Kaspar Hauser (Jirka Zett mit Roland Hofer) in der «Puppenstube» seiner Adoptiveltern. Regie Alvis Hermanis

Kann man sagen, Licht sei so wichtig wie Bühnenbild oder Kostüme?

Auf alle Fälle! Mit gutem Licht kann man viel herausholen, mit schlechtem alles zerstören.

Wären Sie gern Chefbeleuchterin geworden?

Jein, in Amerika und Frankreich gibt es Lichtdesigner, die sich um die Kunst kümmern und Beleuchtungschefs, die für das Material, die Budgets und die Dienstpläne sorgen. Bei uns ist das eine Funktion; ich weiss nicht recht, ob ich das gewollt hätte.

Sind Sie insgesamt zufrieden, wenn Sie zurückblicken?

Nachdem ich für meinen Abschied eine Collage mit Ausweisen, Zeitungs- und Briefausschnitten aus allen meinen Berufszeiten gebastelt habe, finde ich nun, ich könne sehr zufrieden sein. Erst da merkte ich, was ich alles machen konnte und wieviel positives Feedback ich bekommen habe.

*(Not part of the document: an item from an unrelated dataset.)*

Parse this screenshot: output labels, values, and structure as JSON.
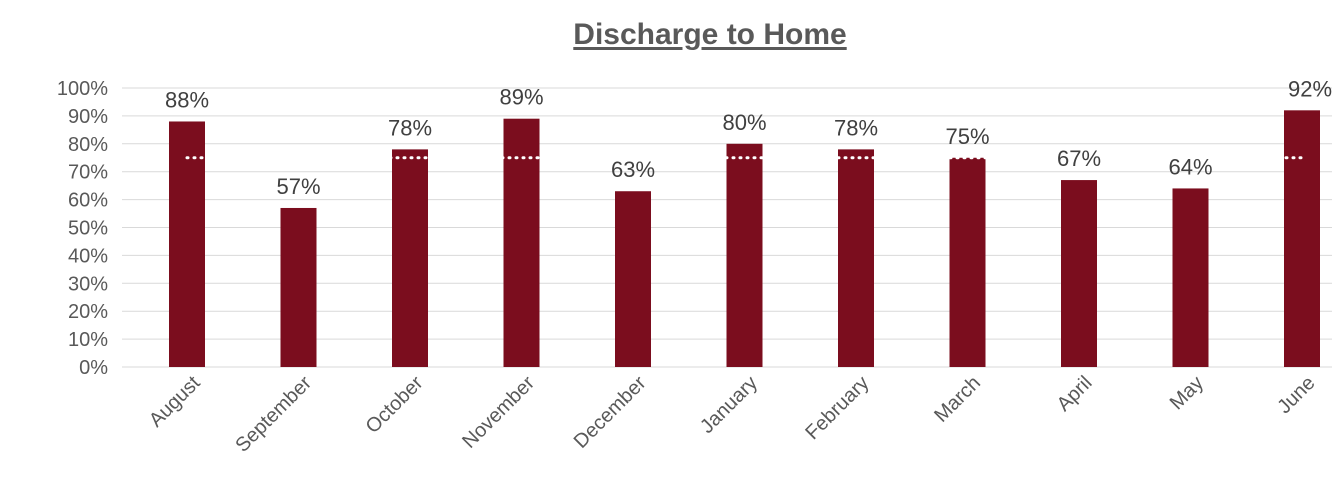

Ginster Eheberg im Licht von Beleuchtungsmeisterin Eheberg im Bühnenbild der «Sterbeszenen». 

Aber vieles war auch mühsam; die Ups und Downs in meinen Berufsjahren. Bei jedem neuen Chef musste ich praktisch unten beginnen. Das braucht sehr viel Durchhaltevermögen, man muss auch stur sein können, bis man die Anerkennung wieder gewinnt.

 

Danke, Ginster Eheberg, und viel Freude im kommenden Lebensabschnitt.

Zitat im Untertitel: Schlussstrophe aus der Moritat von Mackie Messer von Bert Brecht
Teaserfoto und sämtliche Szenenfotos © Tanja Dorendorf / T+T Fotografie

Nächste (und letzte) Vorstellungen der «Sterbeszenen»: 27. Mai, 30. Mai, 31. Mai (letzte Aufführung)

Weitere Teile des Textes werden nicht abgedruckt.